Jeffrey C. Splitstoser
Editorial Board Member
Dr. Jeffrey C. Splitstoser is assistant research professor of anthropology at the George Washington University and vice president of the Boundary End Archaeology Research Center. He has studied ancient Andean textiles for over 20 years, having recently discovered (with Tom Dillehay, Jan Wouters and Anna Claro) the world’s earliest known use of indigo blue in a 6,200-year-old cotton textile from the prehistoric site of Huaca Prieta.
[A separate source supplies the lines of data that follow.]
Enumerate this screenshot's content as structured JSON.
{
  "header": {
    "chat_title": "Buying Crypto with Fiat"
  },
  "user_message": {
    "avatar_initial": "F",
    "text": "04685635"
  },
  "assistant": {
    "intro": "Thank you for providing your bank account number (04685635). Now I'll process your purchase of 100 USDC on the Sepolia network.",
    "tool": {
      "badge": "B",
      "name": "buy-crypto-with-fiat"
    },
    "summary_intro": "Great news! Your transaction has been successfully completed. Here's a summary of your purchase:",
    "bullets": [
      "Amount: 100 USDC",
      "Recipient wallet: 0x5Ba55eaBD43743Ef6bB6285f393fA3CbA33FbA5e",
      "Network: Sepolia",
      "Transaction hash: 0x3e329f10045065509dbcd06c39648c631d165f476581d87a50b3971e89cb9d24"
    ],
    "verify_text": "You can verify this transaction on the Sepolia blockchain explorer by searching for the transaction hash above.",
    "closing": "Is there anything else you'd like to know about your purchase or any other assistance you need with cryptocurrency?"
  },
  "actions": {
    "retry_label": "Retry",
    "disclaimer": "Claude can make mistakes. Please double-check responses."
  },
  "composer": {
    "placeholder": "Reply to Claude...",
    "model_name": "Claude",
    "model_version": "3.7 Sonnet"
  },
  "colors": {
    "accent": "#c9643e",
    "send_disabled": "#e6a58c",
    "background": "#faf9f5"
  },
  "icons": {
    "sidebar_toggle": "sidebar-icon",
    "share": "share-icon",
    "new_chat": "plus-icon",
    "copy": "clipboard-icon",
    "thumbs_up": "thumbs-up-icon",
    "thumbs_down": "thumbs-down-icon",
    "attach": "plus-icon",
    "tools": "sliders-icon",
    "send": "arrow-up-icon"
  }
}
Dr. Splitstoser specializes in Wari "khipus," colored and knotted string devices that Andean peoples used to record information. He co-curated (with Juan Antonio Murro) the exhibition Written in Knots: Undeciphered Records of Andean Life at Dumbarton Oaks in Washington, D.C. Dr. Splitstoser’s research includes reproducing the khipus and textile structures he encounters: processing, spinning and dyeing the fibers, as well as growing cotton and dye plants. Dr. Splitstoser is an editor of the journals Research Reports on Ancient Maya Writing and Ancient America, and was the guest editor of volume 49 of The Textile Museum Journal. He was a junior fellow at Dumbarton Oaks and is currently a research associate of the Institute of Andean Studies and a Cosmos Club Scholar. Dr. Splitstoser received a Ph.D. in anthropology from the Catholic University of America, Washington, D.C.
Daniel Biggs
Editorial Assistant
Daniel Biggs is a master's student in human paleobiology at the Center for the Advanced Study of Human Paleobiology at the George Washington University. He holds a bachelor’s degree in anthropology from Arizona State University and has formerly held positions at the Institute of Human Origins, Arizona State University’s Hayden Library and the John C. Hitt Library at the University of Central Florida.